Net Neutrality in broken English and bad logic

The new net neutrality paper from Florida U. is absolutely hilarious:

Whether to legislate to maintain “net neutrality”, the current status quo of prohibiting broadband service providers from charging online websites for preferential access to their residential and commercial customers, has become a subject under fierce debate. We develop a stylized game-theoretic model to address two critical issues of the net neutrality: (1) who are gainers and losers of abandoning net neutrality, and (2) will broadband service providers have greater incentive to expand their capacity without net neutrality.

We find that if the principle of net neutrality is abandoned, the broadband service provider definitely stands to gain from the arrangement, as a result of extracting the preferential access fees from the content providers. The content providers are thus left worse off, mirroring the stances of the two sides in the debate. Depending on parameter values in our framework, consumer surplus either does not change or is higher, and in the latter case, while a majority of consumers are better off, a minority of them is left worse off with larger wait times to access their preferred content. The social welfare increases when compared to the baseline case under net neutrality when one content provider pays for preferential treatment, but remains unchanged when both content providers pay. We also find that the incentive for the broadband service provider to expand under net neutrality is unambiguously higher than under the no net neutrality regime. This goes against the assertion of the broadband service providers that under net neutrality, they have limited incentive to expand.

Aside from their use of pidgin English (“the current status quo of prohibiting…from charging”, “critical issues of the net neutrality,” “has become a subject under fierce debate,” “a majority are better off, a minority is worse off”) the authors embarrass themselves with a wholly nonsensical definition of the terms of the debate. As Scott Cleland points out, if net neutrality really were the status quo, legislation would not be needed simply to preserve it.

In fact, net neutrality legislation seeks to create a new status quo where light users of Internet subscription services are required to subsidize heavy users, and where telecommunications companies would be prohibited from offering non-Internet-based IPTV services unless competitors could access their private IPTV facilities for free (where “free” means for no additional charge beyond what they pay for Internet service today.)

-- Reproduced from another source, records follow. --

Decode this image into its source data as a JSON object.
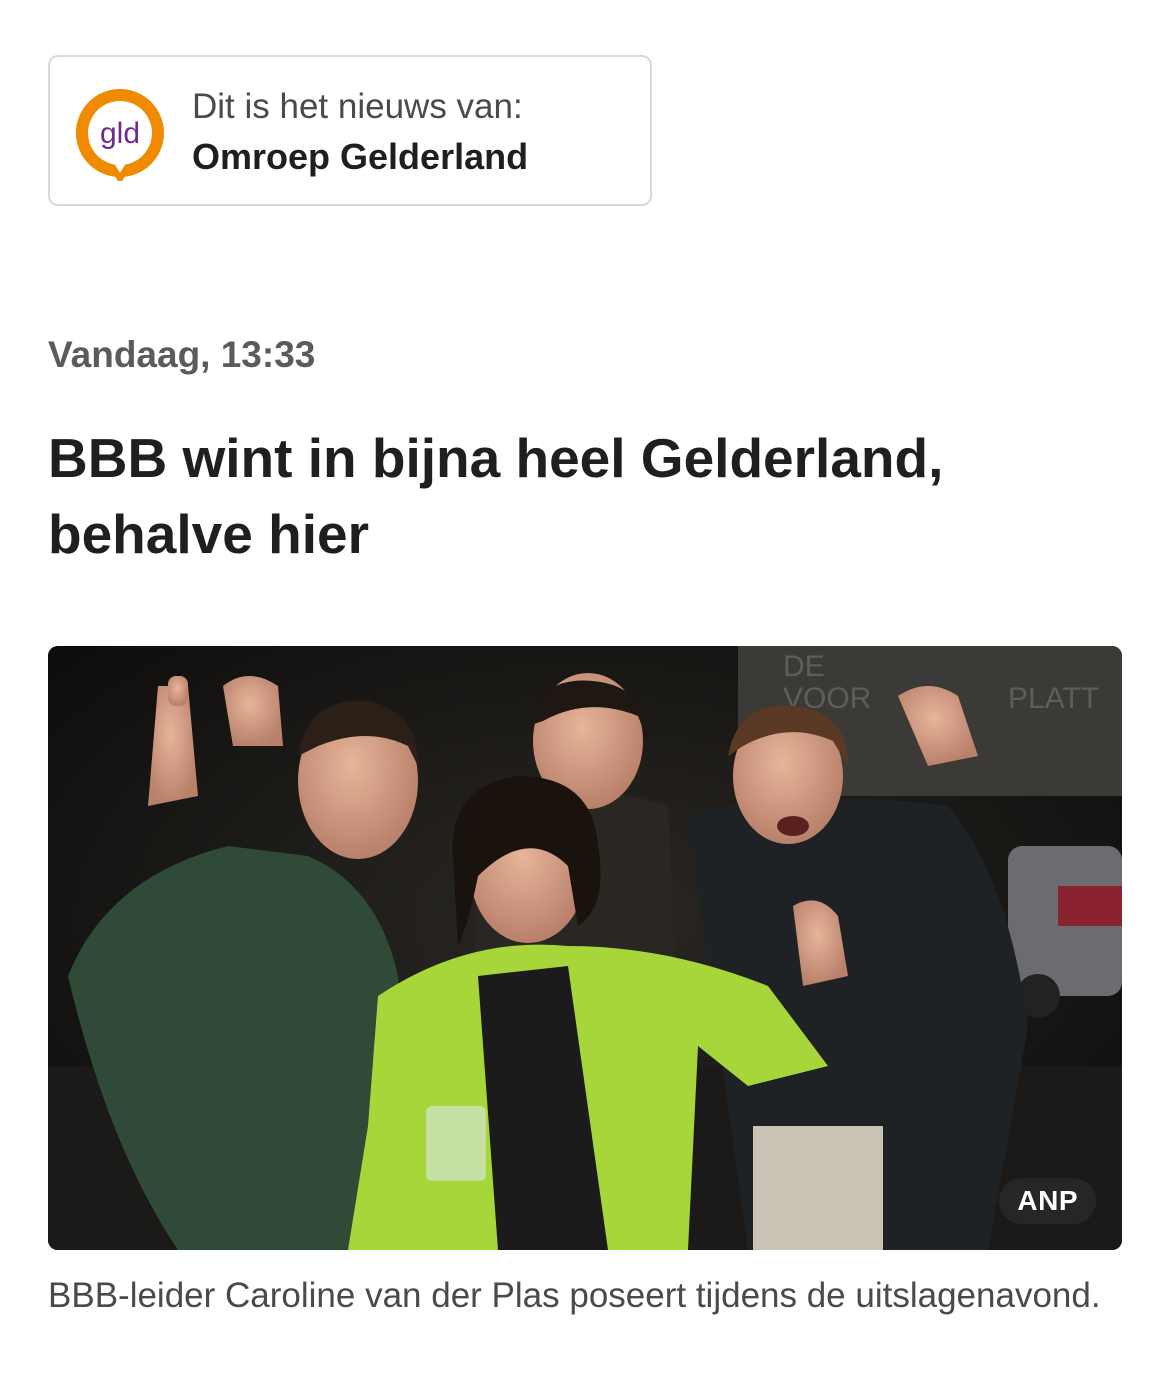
{
  "source": {
    "logo_text": "gld",
    "label": "Dit is het nieuws van:",
    "name": "Omroep Gelderland",
    "logo_ring_color": "#f08a00",
    "logo_text_color": "#6a2c91"
  },
  "article": {
    "timestamp": "Vandaag, 13:33",
    "headline": "BBB wint in bijna heel Gelderland, behalve hier",
    "photo": {
      "credit": "ANP",
      "sign_text_line1": "DE",
      "sign_text_line2": "VOOR",
      "sign_text_line3": "PLATT"
    },
    "caption": "BBB-leider Caroline van der Plas poseert tijdens de uitslagenavond."
  }
}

Verizon and AT&T offer IPTV services today, so this is clearly not a question of preserving the status quo.

The professors jump through hoops in order to “prove” that light users should be required to subsidize heavy users, and then baldly assert that the only difference between 10 Megabit Ethernet on fiber (10Base-FL [sic]) and Gigabit Ethernet is at the transceiver level. No dudes, not even close: system interfaces, buses, and MAC controllers have to be re-engineered to run faster, and distances suffer.

2 thoughts on “Net Neutrality in broken English and bad logic”

  1. Richard,

    The cost of going from 10 Mbps to 1 Gbps is not just within one system, it is all of the systems end to end: access equipment, aggregation equipment, expensive routers (or not depending on your preferences), optical transport. Remember also that current Internet is highly over subscribed. If that 1 Gbps is the access loop is to actually deliver 1 Gbps on a consistent basis then the engineering assumptions have to change. For example there is one network in Asia that sells “1 Gbps” but typical experiences are 60-100 Mbps. Better than the average in the U.S. but the point is the access speed is necessary but not sufficient to assure end to end speed.

    this was a central discussion in my book: Marketing bandwidth to the home

    As an aside to the main discussion point, I think discussing what is or is not status quo is challenging given that the status quo is neither in the hands of the judiciary or congress, the both of them having ceded this to an unelected government agency (the F.C.C.). For example, in addition/contrast to the points you make, it is also true that common carriage laws/mores/principles once in effect have been watered down or removed over the last decade. They were once the status quo.